Dal Rapporto emergono i seguenti fattori chiave che interessano, direttamente o indirettamente,l’inclusione scolastica:

  • l’identità, il background e le possibilità economiche condizionano fortemente le opportunità educative, tanto che in tutti i Paesi, ad eccezione di quelli ad alto reddito in Europa e Nord America, ogni 100 giovani appartenenti alle fasce più ricche della popolazione, solo 18 giovani provenienti dalle fasce più povere completano la scuola secondaria;

  • i meccanismi di discriminazione e stigmatizzazione sono simili per tutti gli allievi a rischio esclusione: nonostante il 68% dei Paesi possa contare su una definizione di educazione inclusiva, solo il 57% di queste ricomprende effettivamente tutti i gruppi marginalizzati;

  • nonostante i progressi, molti Paesi ancora non raccolgono o rendicontano i dati sui gruppi marginalizzati: dal 2015 il 41% dei Paesi non fornisce pubblicamente dati disaggregati sugli indicatori chiave in campo educativo;

  • i dati globali sull’apprendimento mascherano quelli dei Paesi più svantaggiati: nei Paesi a medio reddito infatti, sebbene si sia registrato un incremento del 25% negli ultimi 15 anni, solo i tre quarti degli allievi frequenta ancora la scuola all’età di 15 anni;

  • manca la convinzione che l’inclusione sia possibile e desiderabile: un insegnante su tre in 43 Paesi ad alto e medio reddito nel 2018 dichiarava di non aver adattato i propri insegnamenti tenendo conto della diversità culturale dei propri studenti;

  • sebbene alcuni Paesi si stiano muovendo verso l’inclusione, la segregazione continua a prevalere: nel caso di studenti con disabilità, nel 25% dei Paesi la legge prevede disposizioni per un’educazione separata, con punte fino al 40% in Asia e America Latina;

  • i finanziamenti devono essere destinati ai più bisognosi: tra i 32 Paesi Ocse, le scuole più svantaggiate da un punto di vista socio-economico hanno più probabilità di avere insegnanti meno qualificati;

  • i docenti, i materiali e i contesti di apprendimento spesso ignorano i vantaggi dell’inclusività: un quarto degli insegnanti di 48 sistemi educativi denota un forte bisogno di sviluppo professionale per gestire studenti con bisogni speciali.

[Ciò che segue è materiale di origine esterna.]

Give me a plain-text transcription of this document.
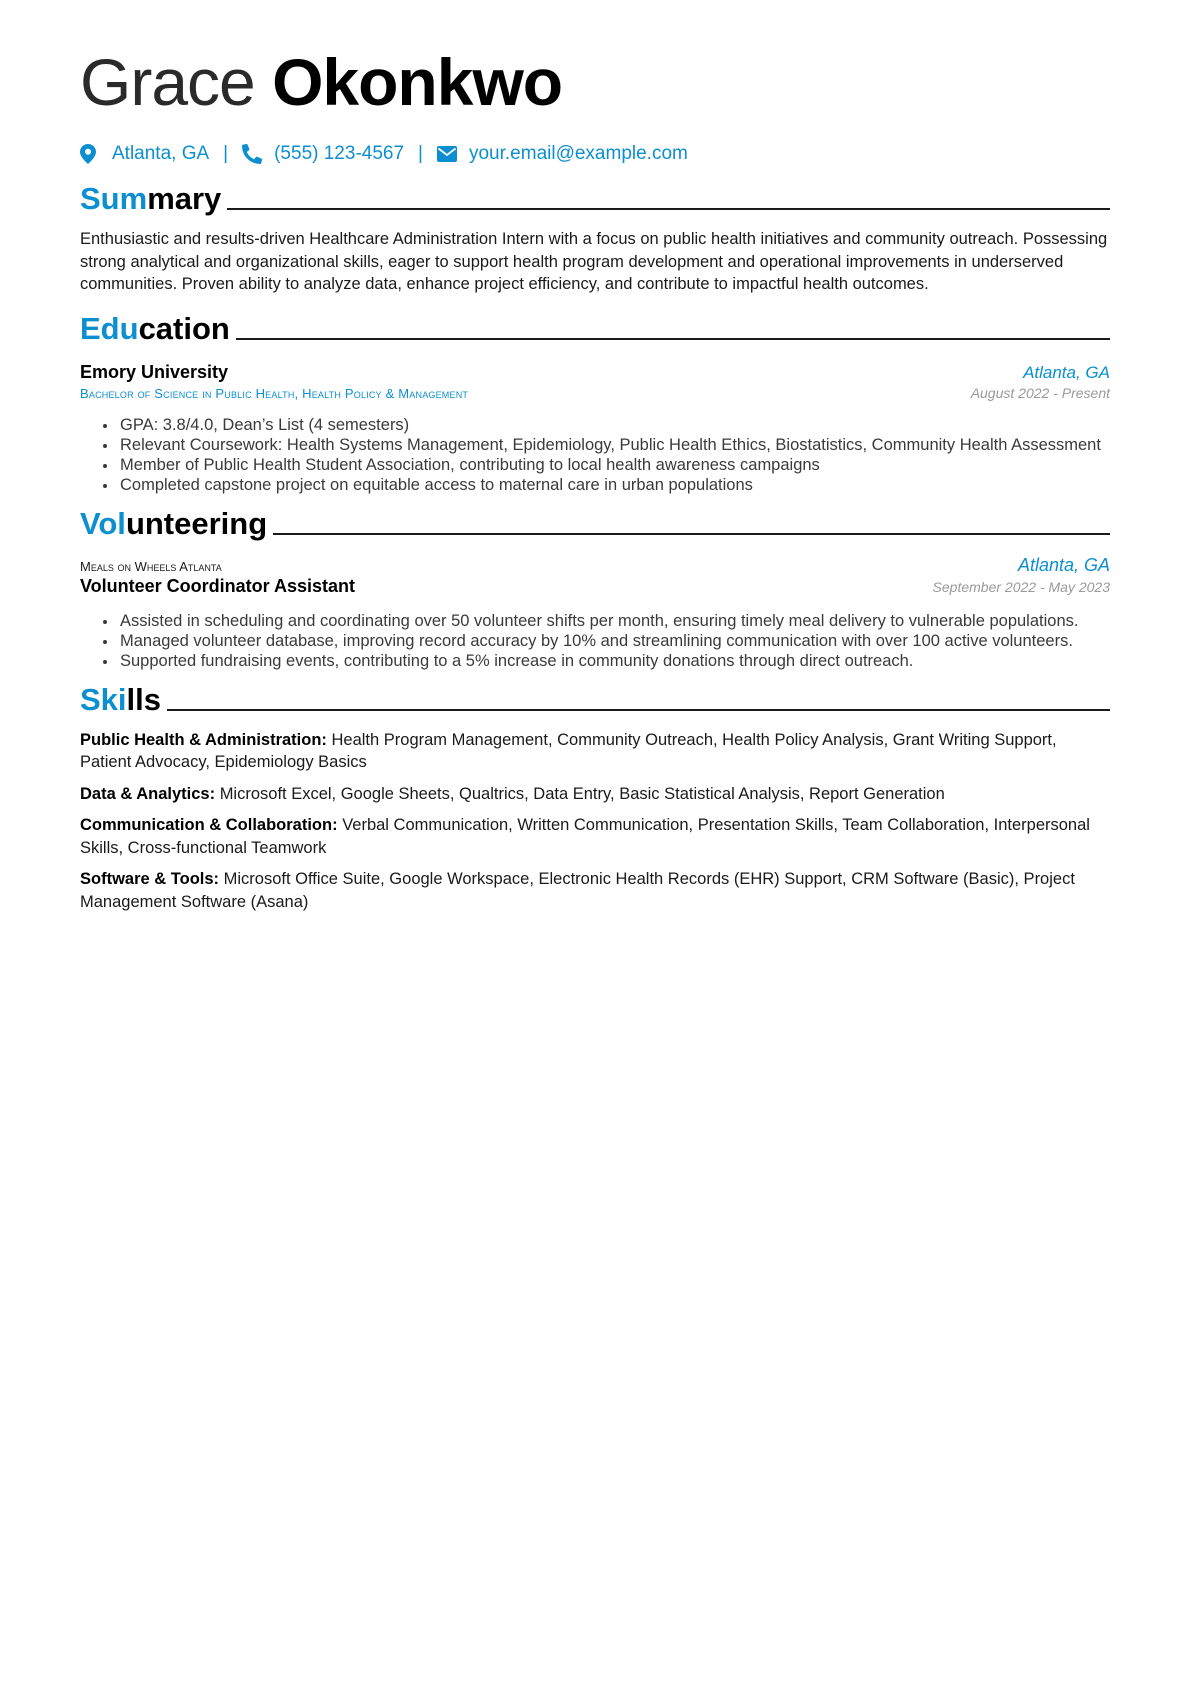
Grace Okonkwo
Atlanta, GA | (555) 123-4567 | your.email@example.com
Summary

Enthusiastic and results-driven Healthcare Administration Intern with a focus on public health initiatives and community outreach. Possessing strong analytical and organizational skills, eager to support health program development and operational improvements in underserved communities. Proven ability to analyze data, enhance project efficiency, and contribute to impactful health outcomes.

Education
Emory University	Atlanta, GA
Bachelor of Science in Public Health, Health Policy & Management	August 2022 - Present
• GPA: 3.8/4.0, Dean’s List (4 semesters)
• Relevant Coursework: Health Systems Management, Epidemiology, Public Health Ethics, Biostatistics, Community Health Assessment
• Member of Public Health Student Association, contributing to local health awareness campaigns
• Completed capstone project on equitable access to maternal care in urban populations
Volunteering
Meals on Wheels Atlanta	Atlanta, GA
Volunteer Coordinator Assistant	September 2022 - May 2023
• Assisted in scheduling and coordinating over 50 volunteer shifts per month, ensuring timely meal delivery to vulnerable populations.
• Managed volunteer database, improving record accuracy by 10% and streamlining communication with over 100 active volunteers.
• Supported fundraising events, contributing to a 5% increase in community donations through direct outreach.
Skills

Public Health & Administration: Health Program Management, Community Outreach, Health Policy Analysis, Grant Writing Support, Patient Advocacy, Epidemiology Basics

Data & Analytics: Microsoft Excel, Google Sheets, Qualtrics, Data Entry, Basic Statistical Analysis, Report Generation

Communication & Collaboration: Verbal Communication, Written Communication, Presentation Skills, Team Collaboration, Interpersonal Skills, Cross-functional Teamwork

Software & Tools: Microsoft Office Suite, Google Workspace, Electronic Health Records (EHR) Support, CRM Software (Basic), Project Management Software (Asana)
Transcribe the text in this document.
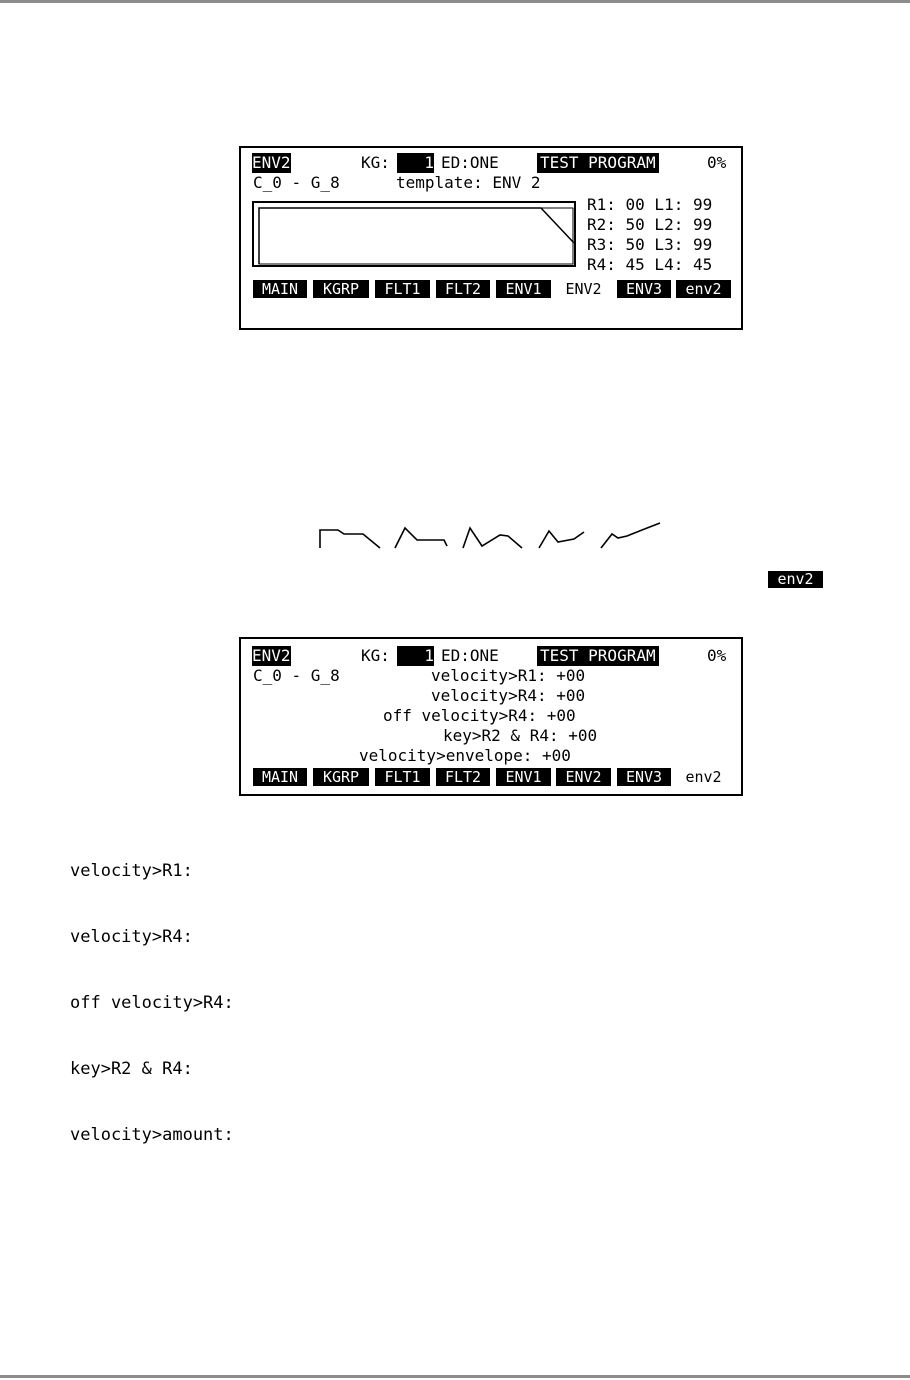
ENV2

	KG:

	1

ED:ONE

	TEST PROGRAM

	0%

C_0 - G_8

	template: ENV 2

R1: 00 L1: 99

R2: 50 L2: 99

R3: 50 L3: 99

R4: 45 L4: 45

MAIN	KGRP	FLT1	FLT2	ENV1	ENV2	ENV3	env2
env2

ENV2

	KG:

	1

ED:ONE

	TEST PROGRAM

	0%

C_0 - G_8

	velocity>R1: +00

velocity>R4: +00

off velocity>R4: +00

key>R2 & R4: +00

velocity>envelope: +00

MAIN	KGRP	FLT1	FLT2	ENV1	ENV2	ENV3	env2
velocity>R1:
velocity>R4:
off velocity>R4:
key>R2 & R4:
velocity>amount:
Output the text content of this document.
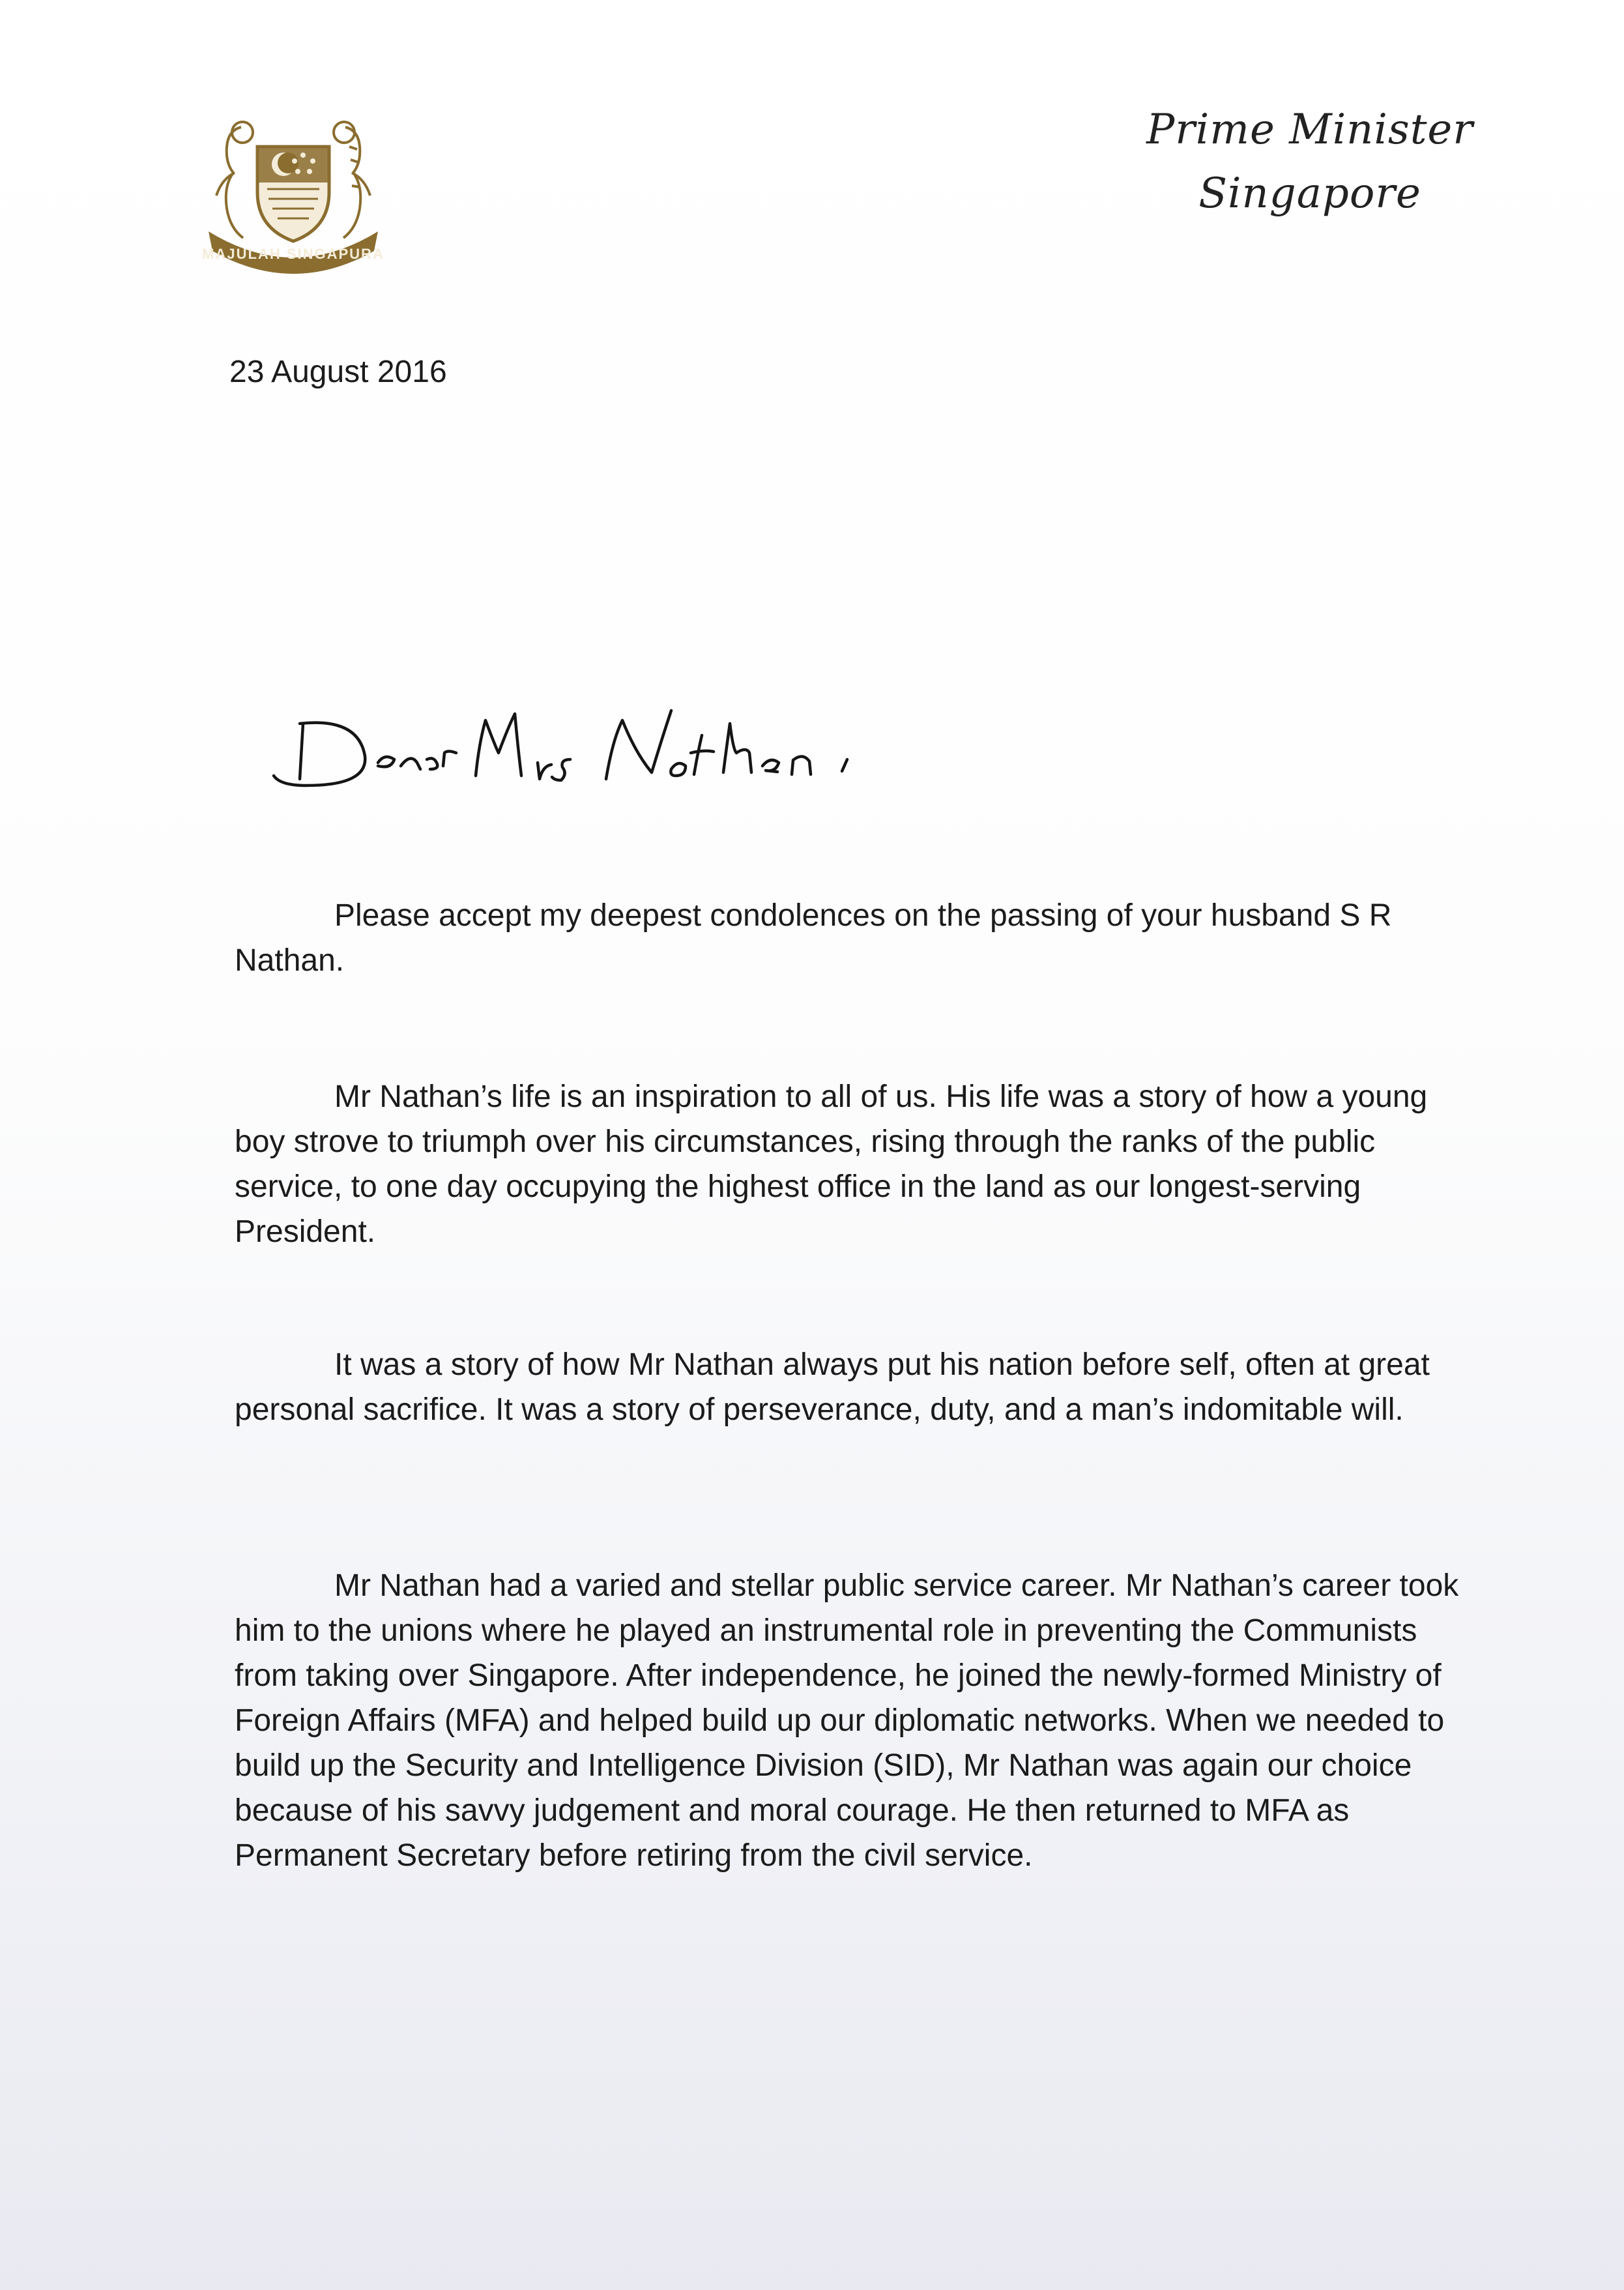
MAJULAH SINGAPURA
Prime Minister
Singapore
23 August 2016

Please accept my deepest condolences on the passing of your husband S R Nathan.

Mr Nathan’s life is an inspiration to all of us. His life was a story of how a young boy strove to triumph over his circumstances, rising through the ranks of the public service, to one day occupying the highest office in the land as our longest-serving President.

It was a story of how Mr Nathan always put his nation before self, often at great personal sacrifice. It was a story of perseverance, duty, and a man’s indomitable will.

Mr Nathan had a varied and stellar public service career. Mr Nathan’s career took him to the unions where he played an instrumental role in preventing the Communists from taking over Singapore. After independence, he joined the newly-formed Ministry of Foreign Affairs (MFA) and helped build up our diplomatic networks. When we needed to build up the Security and Intelligence Division (SID), Mr Nathan was again our choice because of his savvy judgement and moral courage. He then returned to MFA as Permanent Secretary before retiring from the civil service.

Partendo da tali dati e ribadendo come la diversità culturale degli studenti debba essere considerata una ricchezza da valorizzare e un prerequisito imprescindibile per il raggungimento dei Target previsti dagli Obiettivi di sviluppo sostenibile, il gruppo di studiosi ha avanzato un decalogo di raccomandazioni::  

  1. rafforzare la comprensione di cosa significhi realmente educazione inclusiva, ovvero un’educazione capace di coinvolgere tutti gli allievi a prescindere dalla loro identità biologica e culturale e dalle loro possibilità, senza nessuna discriminazione;

  2. destinare i finanziamenti ai più svantaggiati, perché non ci può essere una vera inclusione se milioni di individui non hanno accesso al sistema educativo a causa del lavoro minorile, dei matrimoni infantili o delle gravidanze in adolescenza;

  3. condividere esperienze e risorse per favorire la transizione verso l’inclusione, incentivando sistemi educativi flessibili e non-formali capaci di ripondere alle diversità;

  4. coinvolgere le comunità locali e i genitori nelle scelte, poiché non ci può essere inclusione vera con un’imposizione dall’alto; le scuole devono incrementare lo scambio con il contesto esterno e, in particolare, con le associazioni di studenti e genitori;

  5. incentivare la collaborazione trasversale tra istituzioni, enti e settori, dal momento che l’inclusione educativa non è altro che un sottinsieme dell’inclusione sociale;

  6. lasciare spazio agli attori non governativi affinché contribuiscano a rispondere alle sfide educative e al raggiungimento degli obiettivi fissati dalle politiche nazionali;

  7. applicare una visione universale dell’insegnamento che eviti gli stereotipi e possa rispondere in maniera flessibile e plurale a tutti i potenziali bisogni dei discenti;

  8. preparare, rafforzare e motivare i docenti affinché siano in grado di arrivare a tutti i loro studenti, compresi quelli con bisogni speciali;

  9. raccogliere dati su e per l’inclusione grazie alla colloraborazione tra le varie istituzioni e agenzie statistiche;

  10. imparare dagli altri, perché solo attraverso lo scambio, il confronto e i network si potrà davvero perseguire la via dell’inclusione.